Внезапный грохот заставил всех вздрогнуть. Все вздрогнули. Обернулись. Из-под стола поднялся мертвенно-бледный Тербенев. Он покачнулся и оперся рукой о стол. Он поднял голову и медленно обвел публику торжественным взглядом сверкающих глаз. Было страшновато лицо, освещенное снизу свечами. Тербенев качнулся и выбросил руку вперед.
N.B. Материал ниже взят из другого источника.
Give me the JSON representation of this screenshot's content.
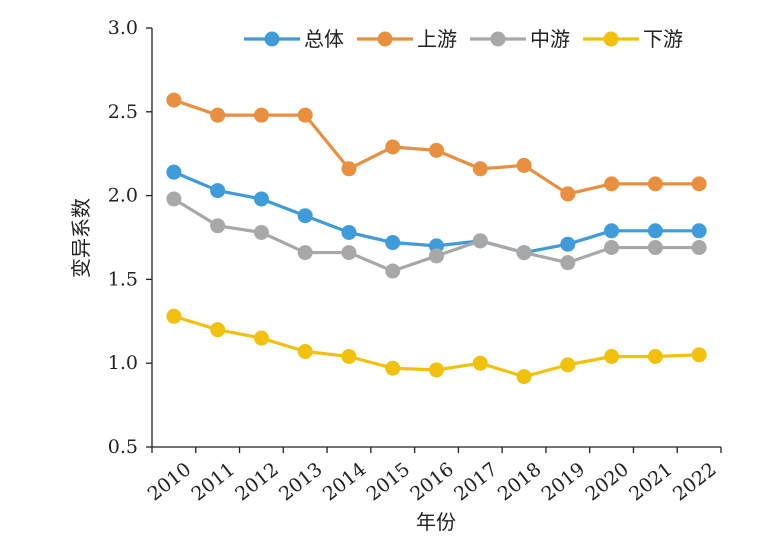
{
  "chart_data": {
    "type": "line",
    "xlabel": "年份",
    "ylabel": "变异系数",
    "ylim": [
      0.5,
      3.0
    ],
    "yticks": [
      "0.5",
      "1.0",
      "1.5",
      "2.0",
      "2.5",
      "3.0"
    ],
    "categories": [
      "2010",
      "2011",
      "2012",
      "2013",
      "2014",
      "2015",
      "2016",
      "2017",
      "2018",
      "2019",
      "2020",
      "2021",
      "2022"
    ],
    "grid": false,
    "legend_position": "top",
    "series": [
      {
        "name": "总体",
        "color": "#3f9bd9",
        "values": [
          2.14,
          2.03,
          1.98,
          1.88,
          1.78,
          1.72,
          1.7,
          1.73,
          1.66,
          1.71,
          1.79,
          1.79,
          1.79
        ]
      },
      {
        "name": "上游",
        "color": "#e8903f",
        "values": [
          2.57,
          2.48,
          2.48,
          2.48,
          2.16,
          2.29,
          2.27,
          2.16,
          2.18,
          2.01,
          2.07,
          2.07,
          2.07
        ]
      },
      {
        "name": "中游",
        "color": "#a8a8a8",
        "values": [
          1.98,
          1.82,
          1.78,
          1.66,
          1.66,
          1.55,
          1.64,
          1.73,
          1.66,
          1.6,
          1.69,
          1.69,
          1.69
        ]
      },
      {
        "name": "下游",
        "color": "#f2c10e",
        "values": [
          1.28,
          1.2,
          1.15,
          1.07,
          1.04,
          0.97,
          0.96,
          1.0,
          0.92,
          0.99,
          1.04,
          1.04,
          1.05
        ]
      }
    ]
  }
}
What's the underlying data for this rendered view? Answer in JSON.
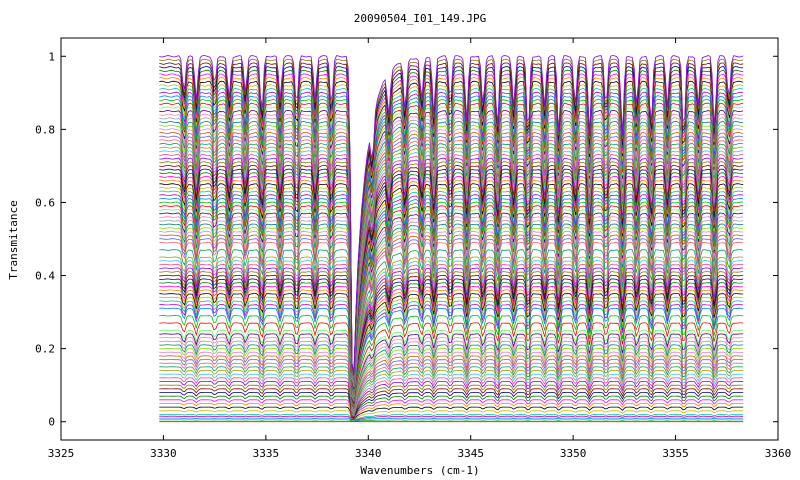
{
  "chart_data": {
    "type": "line",
    "title": "20090504_I01_149.JPG",
    "xlabel": "Wavenumbers (cm-1)",
    "ylabel": "Transmitance",
    "xlim": [
      3325,
      3360
    ],
    "ylim": [
      -0.05,
      1.05
    ],
    "x_ticks": [
      3325,
      3330,
      3335,
      3340,
      3345,
      3350,
      3355,
      3360
    ],
    "x_tick_labels": [
      "3325",
      "3330",
      "3335",
      "3340",
      "3345",
      "3350",
      "3355",
      "3360"
    ],
    "y_ticks": [
      0,
      0.2,
      0.4,
      0.6,
      0.8,
      1
    ],
    "y_tick_labels": [
      "0",
      "0.2",
      "0.4",
      "0.6",
      "0.8",
      "1"
    ],
    "grid": false,
    "legend": "none",
    "x_range": [
      3329.8,
      3358.3
    ],
    "series_count": 110,
    "baseline_levels": [
      0.0,
      0.005,
      0.01,
      0.015,
      0.02,
      0.03,
      0.04,
      0.05,
      0.06,
      0.07,
      0.08,
      0.09,
      0.1,
      0.11,
      0.12,
      0.13,
      0.14,
      0.15,
      0.16,
      0.17,
      0.18,
      0.19,
      0.2,
      0.21,
      0.22,
      0.23,
      0.24,
      0.25,
      0.27,
      0.29,
      0.31,
      0.32,
      0.33,
      0.34,
      0.35,
      0.36,
      0.37,
      0.38,
      0.39,
      0.4,
      0.41,
      0.42,
      0.43,
      0.44,
      0.45,
      0.47,
      0.49,
      0.5,
      0.51,
      0.52,
      0.53,
      0.54,
      0.55,
      0.56,
      0.57,
      0.58,
      0.59,
      0.6,
      0.61,
      0.62,
      0.63,
      0.64,
      0.65,
      0.66,
      0.67,
      0.68,
      0.69,
      0.7,
      0.71,
      0.72,
      0.73,
      0.74,
      0.75,
      0.76,
      0.77,
      0.78,
      0.79,
      0.8,
      0.81,
      0.82,
      0.83,
      0.84,
      0.85,
      0.86,
      0.87,
      0.88,
      0.89,
      0.9,
      0.91,
      0.92,
      0.93,
      0.94,
      0.95,
      0.96,
      0.97,
      0.98,
      0.99,
      1.0
    ],
    "absorption_lines": [
      {
        "x": 3331.0,
        "depth": 0.1
      },
      {
        "x": 3331.6,
        "depth": 0.12
      },
      {
        "x": 3332.5,
        "depth": 0.08
      },
      {
        "x": 3333.2,
        "depth": 0.12
      },
      {
        "x": 3334.0,
        "depth": 0.1
      },
      {
        "x": 3334.8,
        "depth": 0.16
      },
      {
        "x": 3335.7,
        "depth": 0.12
      },
      {
        "x": 3336.5,
        "depth": 0.14
      },
      {
        "x": 3337.4,
        "depth": 0.12
      },
      {
        "x": 3338.2,
        "depth": 0.14
      },
      {
        "x": 3339.25,
        "depth": 0.95
      },
      {
        "x": 3340.2,
        "depth": 0.14
      },
      {
        "x": 3341.0,
        "depth": 0.12
      },
      {
        "x": 3341.8,
        "depth": 0.14
      },
      {
        "x": 3342.6,
        "depth": 0.12
      },
      {
        "x": 3343.2,
        "depth": 0.16
      },
      {
        "x": 3344.0,
        "depth": 0.12
      },
      {
        "x": 3344.8,
        "depth": 0.18
      },
      {
        "x": 3345.6,
        "depth": 0.14
      },
      {
        "x": 3346.3,
        "depth": 0.2
      },
      {
        "x": 3347.1,
        "depth": 0.14
      },
      {
        "x": 3347.8,
        "depth": 0.22
      },
      {
        "x": 3348.6,
        "depth": 0.14
      },
      {
        "x": 3349.3,
        "depth": 0.22
      },
      {
        "x": 3350.1,
        "depth": 0.14
      },
      {
        "x": 3350.8,
        "depth": 0.22
      },
      {
        "x": 3351.6,
        "depth": 0.14
      },
      {
        "x": 3352.4,
        "depth": 0.22
      },
      {
        "x": 3353.1,
        "depth": 0.14
      },
      {
        "x": 3353.8,
        "depth": 0.2
      },
      {
        "x": 3354.6,
        "depth": 0.14
      },
      {
        "x": 3355.4,
        "depth": 0.22
      },
      {
        "x": 3356.1,
        "depth": 0.14
      },
      {
        "x": 3356.9,
        "depth": 0.2
      },
      {
        "x": 3357.6,
        "depth": 0.12
      }
    ],
    "palette": [
      "#ff0000",
      "#00c000",
      "#0080ff",
      "#c000c0",
      "#00c0c0",
      "#c0c000",
      "#000000",
      "#ff8000",
      "#ff00ff",
      "#008000",
      "#000080",
      "#800000",
      "#808000",
      "#8000ff",
      "#ff4080",
      "#40c0ff",
      "#a0a000",
      "#00a060",
      "#ff6060",
      "#6060ff",
      "#c06000",
      "#e080e0",
      "#80e000",
      "#008080",
      "#a0a0a0",
      "#ff80c0",
      "#400080",
      "#60ff60"
    ]
  }
}
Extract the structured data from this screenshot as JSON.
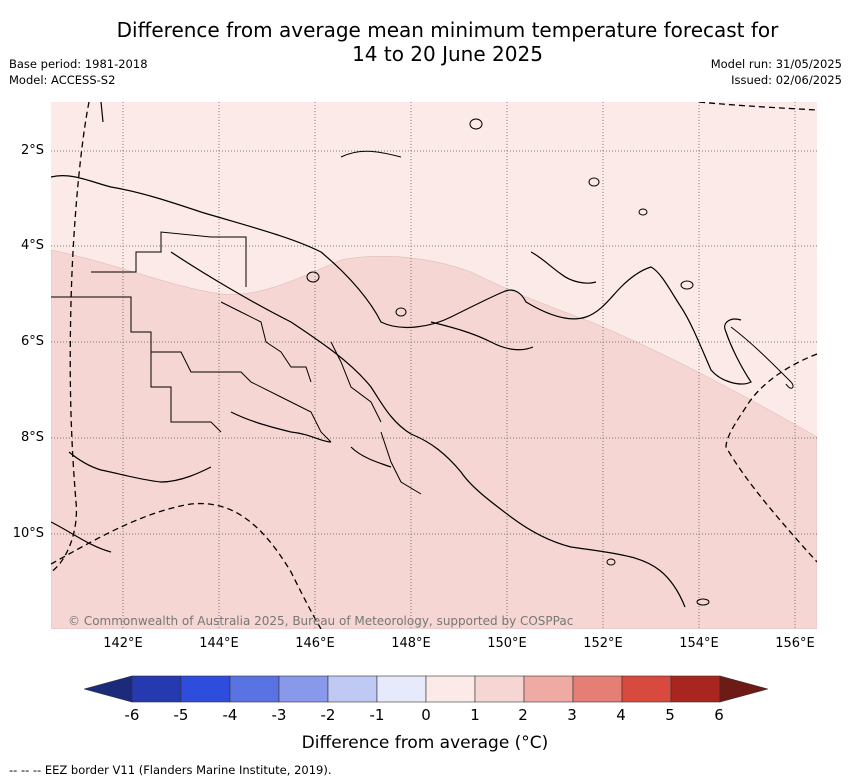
{
  "title": {
    "line1": "Difference from average mean minimum temperature forecast for",
    "line2": "14 to 20 June 2025"
  },
  "meta": {
    "base_period": "Base period: 1981-2018",
    "model": "Model: ACCESS-S2",
    "model_run": "Model run: 31/05/2025",
    "issued": "Issued: 02/06/2025"
  },
  "map": {
    "lat_labels": [
      "2°S",
      "4°S",
      "6°S",
      "8°S",
      "10°S"
    ],
    "lon_labels": [
      "142°E",
      "144°E",
      "146°E",
      "148°E",
      "150°E",
      "152°E",
      "154°E",
      "156°E"
    ],
    "copyright": "© Commonwealth of Australia 2025, Bureau of Meteorology, supported by COSPPac",
    "fill_colors": {
      "zero_to_one": "#fbeae7",
      "one_to_two": "#f5d6d2"
    }
  },
  "colorbar": {
    "title": "Difference from average (°C)",
    "ticks": [
      "-6",
      "-5",
      "-4",
      "-3",
      "-2",
      "-1",
      "0",
      "1",
      "2",
      "3",
      "4",
      "5",
      "6"
    ],
    "colors": [
      "#1b2a7a",
      "#2539b0",
      "#2f4ddc",
      "#5a73e3",
      "#8899ec",
      "#c0c8f4",
      "#e6eafa",
      "#fbeae7",
      "#f5d6d2",
      "#efaaa3",
      "#e57e74",
      "#d84a3e",
      "#a8261f",
      "#6e1a16"
    ]
  },
  "legend": {
    "eez_note": "--  --  -- EEZ border V11 (Flanders Marine Institute, 2019)."
  }
}
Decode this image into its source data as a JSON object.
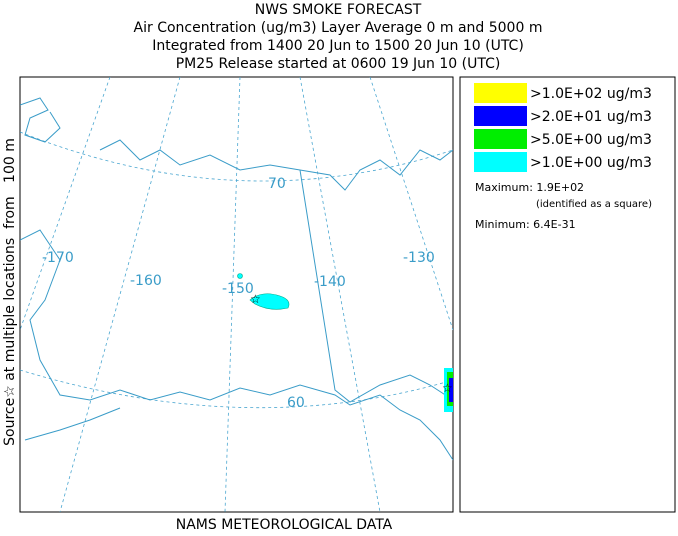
{
  "header": {
    "lines": [
      "NWS SMOKE FORECAST",
      "Air Concentration (ug/m3) Layer Average    0 m and  5000 m",
      "Integrated from 1400 20 Jun to 1500 20 Jun 10 (UTC)",
      "PM25 Release started at 0600 19 Jun 10 (UTC)"
    ]
  },
  "side_label": "Source☆ at multiple locations  from   100 m",
  "footer": "NAMS METEOROLOGICAL DATA",
  "legend": {
    "items": [
      {
        "color": "#ffff00",
        "label": ">1.0E+02 ug/m3"
      },
      {
        "color": "#0000ff",
        "label": ">2.0E+01 ug/m3"
      },
      {
        "color": "#00ee00",
        "label": ">5.0E+00 ug/m3"
      },
      {
        "color": "#00ffff",
        "label": ">1.0E+00 ug/m3"
      }
    ]
  },
  "stats": {
    "maximum": "Maximum: 1.9E+02",
    "maximum_note": "(identified as a square)",
    "minimum": "Minimum: 6.4E-31"
  },
  "map": {
    "labels": [
      "-170",
      "-160",
      "-150",
      "-140",
      "-130",
      "70",
      "60"
    ]
  }
}
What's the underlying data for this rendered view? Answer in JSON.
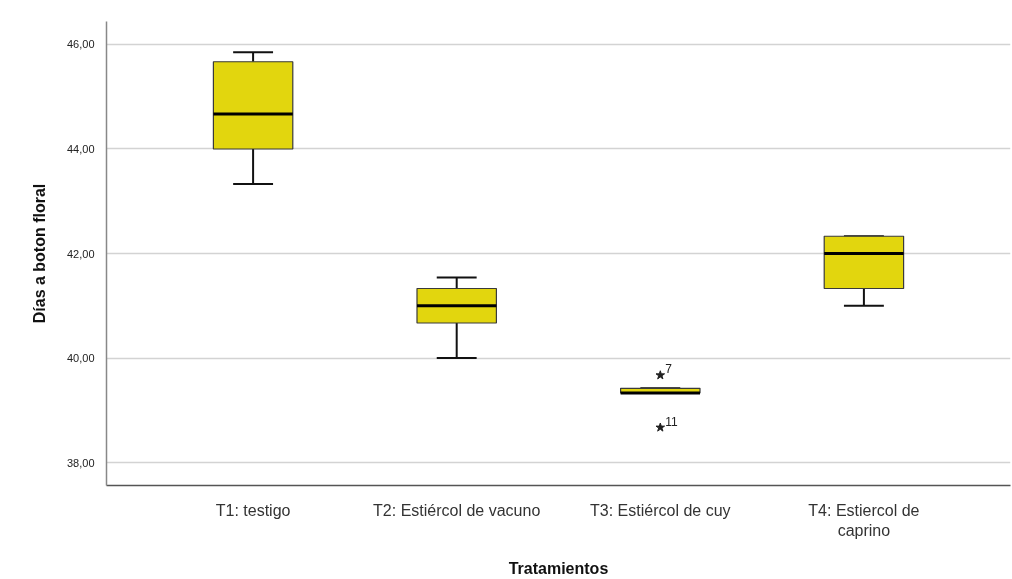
{
  "chart_data": {
    "type": "box",
    "xlabel": "Tratamientos",
    "ylabel": "Días a boton floral",
    "categories": [
      "T1: testigo",
      "T2: Estiércol de vacuno",
      "T3: Estiércol de cuy",
      "T4: Estiercol de caprino"
    ],
    "series": [
      {
        "color": "#e2d60e",
        "boxes": [
          {
            "low": 43.33,
            "q1": 44.0,
            "median": 44.67,
            "q3": 45.67,
            "high": 45.85
          },
          {
            "low": 40.0,
            "q1": 40.67,
            "median": 41.0,
            "q3": 41.33,
            "high": 41.54
          },
          {
            "low": 39.33,
            "q1": 39.33,
            "median": 39.33,
            "q3": 39.42,
            "high": 39.42
          },
          {
            "low": 41.0,
            "q1": 41.33,
            "median": 42.0,
            "q3": 42.33,
            "high": 42.33
          }
        ]
      },
      {
        "type": "scatter",
        "color": "#222222",
        "x": [
          "T3: Estiércol de cuy",
          "T3: Estiércol de cuy"
        ],
        "values": [
          39.67,
          38.67
        ]
      }
    ],
    "annotations": [
      {
        "text": "7",
        "x": "T3: Estiércol de cuy",
        "y": 39.67
      },
      {
        "text": "11",
        "x": "T3: Estiércol de cuy",
        "y": 38.67
      }
    ],
    "ylim": [
      37.56,
      46.44
    ],
    "yticks": [
      {
        "value": 38,
        "label": "38,00"
      },
      {
        "value": 40,
        "label": "40,00"
      },
      {
        "value": 42,
        "label": "42,00"
      },
      {
        "value": 44,
        "label": "44,00"
      },
      {
        "value": 46,
        "label": "46,00"
      }
    ],
    "grid": "y",
    "marker": "star"
  }
}
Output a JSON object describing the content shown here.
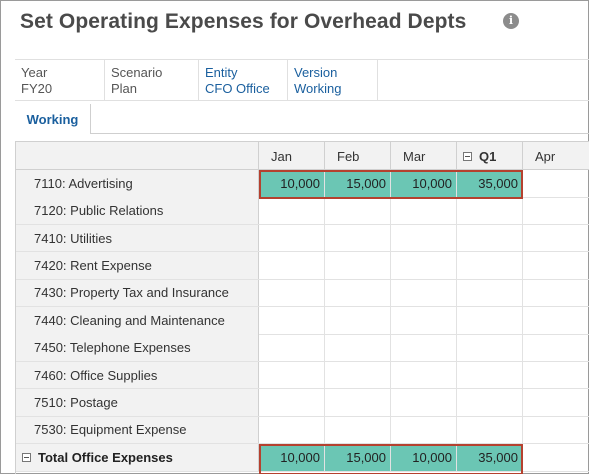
{
  "page": {
    "title": "Set Operating Expenses for Overhead Depts",
    "info_icon": "info-icon"
  },
  "pov": [
    {
      "label": "Year",
      "value": "FY20",
      "kind": "static"
    },
    {
      "label": "Scenario",
      "value": "Plan",
      "kind": "static"
    },
    {
      "label": "Entity",
      "value": "CFO Office",
      "kind": "link"
    },
    {
      "label": "Version",
      "value": "Working",
      "kind": "link"
    }
  ],
  "tabs": [
    {
      "label": "Working",
      "selected": true
    }
  ],
  "grid": {
    "columns": [
      {
        "label": "Jan",
        "collapsible": false
      },
      {
        "label": "Feb",
        "collapsible": false
      },
      {
        "label": "Mar",
        "collapsible": false
      },
      {
        "label": "Q1",
        "collapsible": true
      },
      {
        "label": "Apr",
        "collapsible": false
      }
    ],
    "rows": [
      {
        "label": "7110: Advertising",
        "values": [
          "10,000",
          "15,000",
          "10,000",
          "35,000",
          ""
        ]
      },
      {
        "label": "7120: Public Relations",
        "values": [
          "",
          "",
          "",
          "",
          ""
        ]
      },
      {
        "label": "7410: Utilities",
        "values": [
          "",
          "",
          "",
          "",
          ""
        ]
      },
      {
        "label": "7420: Rent Expense",
        "values": [
          "",
          "",
          "",
          "",
          ""
        ]
      },
      {
        "label": "7430: Property Tax and Insurance",
        "values": [
          "",
          "",
          "",
          "",
          ""
        ]
      },
      {
        "label": "7440: Cleaning and Maintenance",
        "values": [
          "",
          "",
          "",
          "",
          ""
        ]
      },
      {
        "label": "7450: Telephone Expenses",
        "values": [
          "",
          "",
          "",
          "",
          ""
        ]
      },
      {
        "label": "7460: Office Supplies",
        "values": [
          "",
          "",
          "",
          "",
          ""
        ]
      },
      {
        "label": "7510: Postage",
        "values": [
          "",
          "",
          "",
          "",
          ""
        ]
      },
      {
        "label": "7530: Equipment Expense",
        "values": [
          "",
          "",
          "",
          "",
          ""
        ]
      }
    ],
    "total": {
      "label": "Total Office Expenses",
      "values": [
        "10,000",
        "15,000",
        "10,000",
        "35,000",
        ""
      ]
    },
    "colors": {
      "filled_cell": "#6bc6b4",
      "highlight_border": "#b5412f"
    }
  }
}
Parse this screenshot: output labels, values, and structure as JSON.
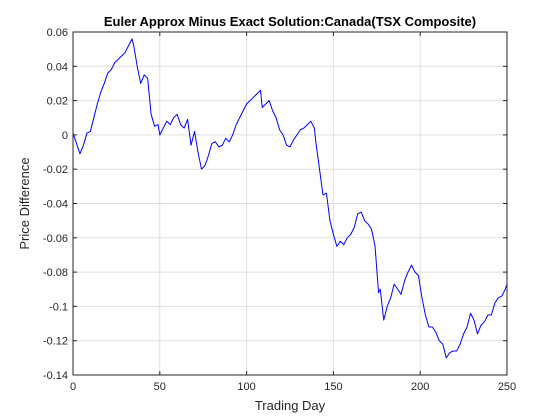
{
  "chart_data": {
    "type": "line",
    "title": "Euler Approx Minus Exact Solution:Canada(TSX Composite)",
    "xlabel": "Trading Day",
    "ylabel": "Price Difference",
    "xlim": [
      0,
      250
    ],
    "ylim": [
      -0.14,
      0.06
    ],
    "xticks": [
      "0",
      "50",
      "100",
      "150",
      "200",
      "250"
    ],
    "yticks": [
      "0.06",
      "0.04",
      "0.02",
      "0",
      "-0.02",
      "-0.04",
      "-0.06",
      "-0.08",
      "-0.1",
      "-0.12",
      "-0.14"
    ],
    "grid": true,
    "series": [
      {
        "color": "#0000ff",
        "x": [
          0,
          2,
          4,
          6,
          8,
          10,
          12,
          14,
          16,
          18,
          20,
          22,
          24,
          26,
          28,
          30,
          32,
          34,
          35,
          37,
          39,
          41,
          43,
          45,
          47,
          49,
          50,
          52,
          54,
          56,
          58,
          60,
          62,
          64,
          66,
          68,
          70,
          72,
          74,
          76,
          78,
          80,
          82,
          84,
          86,
          88,
          90,
          92,
          94,
          96,
          98,
          100,
          102,
          104,
          106,
          108,
          109,
          111,
          113,
          115,
          117,
          119,
          121,
          123,
          125,
          127,
          129,
          131,
          133,
          135,
          137,
          139,
          140,
          142,
          144,
          146,
          148,
          150,
          152,
          154,
          156,
          158,
          160,
          162,
          164,
          166,
          168,
          170,
          172,
          174,
          176,
          177,
          179,
          181,
          183,
          185,
          187,
          189,
          191,
          193,
          195,
          197,
          199,
          201,
          203,
          205,
          207,
          209,
          211,
          213,
          215,
          217,
          219,
          221,
          223,
          225,
          227,
          229,
          231,
          233,
          235,
          237,
          239,
          241,
          243,
          245,
          247,
          249,
          250
        ],
        "y": [
          0.001,
          -0.005,
          -0.011,
          -0.006,
          0.001,
          0.002,
          0.01,
          0.018,
          0.025,
          0.03,
          0.036,
          0.038,
          0.042,
          0.044,
          0.046,
          0.048,
          0.052,
          0.056,
          0.052,
          0.04,
          0.03,
          0.035,
          0.033,
          0.012,
          0.005,
          0.006,
          0.0,
          0.004,
          0.008,
          0.006,
          0.01,
          0.012,
          0.006,
          0.004,
          0.009,
          -0.006,
          0.002,
          -0.01,
          -0.02,
          -0.018,
          -0.012,
          -0.005,
          -0.004,
          -0.007,
          -0.006,
          -0.002,
          -0.004,
          0.0,
          0.006,
          0.01,
          0.014,
          0.018,
          0.02,
          0.022,
          0.024,
          0.026,
          0.016,
          0.018,
          0.02,
          0.014,
          0.01,
          0.003,
          0.0,
          -0.006,
          -0.007,
          -0.003,
          0.0,
          0.003,
          0.004,
          0.006,
          0.008,
          0.004,
          -0.005,
          -0.02,
          -0.035,
          -0.034,
          -0.05,
          -0.058,
          -0.065,
          -0.062,
          -0.064,
          -0.06,
          -0.058,
          -0.054,
          -0.046,
          -0.045,
          -0.05,
          -0.052,
          -0.055,
          -0.065,
          -0.092,
          -0.09,
          -0.108,
          -0.1,
          -0.095,
          -0.087,
          -0.09,
          -0.093,
          -0.085,
          -0.08,
          -0.076,
          -0.08,
          -0.082,
          -0.095,
          -0.105,
          -0.112,
          -0.112,
          -0.115,
          -0.12,
          -0.122,
          -0.13,
          -0.127,
          -0.126,
          -0.126,
          -0.122,
          -0.116,
          -0.112,
          -0.104,
          -0.108,
          -0.116,
          -0.111,
          -0.109,
          -0.105,
          -0.105,
          -0.098,
          -0.095,
          -0.094,
          -0.09,
          -0.087
        ]
      }
    ]
  }
}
— Минкин! — воскликнул Тербенев, выбросив руку вперед, и громко икнул. — Минкин! — крикнул Тербенев и снова икнул. — Минкин! — воззвал Тербенев. — Отчего ты молчишь? Отчего не возвестишь истину? Ты видишь, Минкин, я пал? Я наземь со стулом... Ик... На стуле я... Ик... На стуле сидеть не могу. Ты видишь, Минкин, как я икаю? Ты знаешь, что это симптом. Отчего же ты не возвестишь? Я жажду. Приобщи меня к сонму тех, окрыленных ушами. Ик... Ик...
— Как вам не стыдно, Тербенев! — пришел в себя сначала опешивший теоретик. — Как вам не стыдно. Вы извратили мое учение, Тербенев. Вы знаете, что не вас я имел в виду. Вы как последний обыватель издеваетесь над физическими недостатками...
— Ик... Ик... — отвечал Тербенев.
Шатаясь и натыкаясь на всех, он со стаканом в руке добрался до двери.
— Покидаю не признавших меня. — Тербенев манипулировал стаканом. — А вот мы полежим, полежим, — заговорил сам с собою Тербенев, — тем более что на стуле — никак...
Он ухватился было за притолоку, но силою вина его бросило вперед, потом назад, потом опять вперед и наконец унесло в гостиную. Простучали каблуки, взыграли диванные пружины — и все смолкло.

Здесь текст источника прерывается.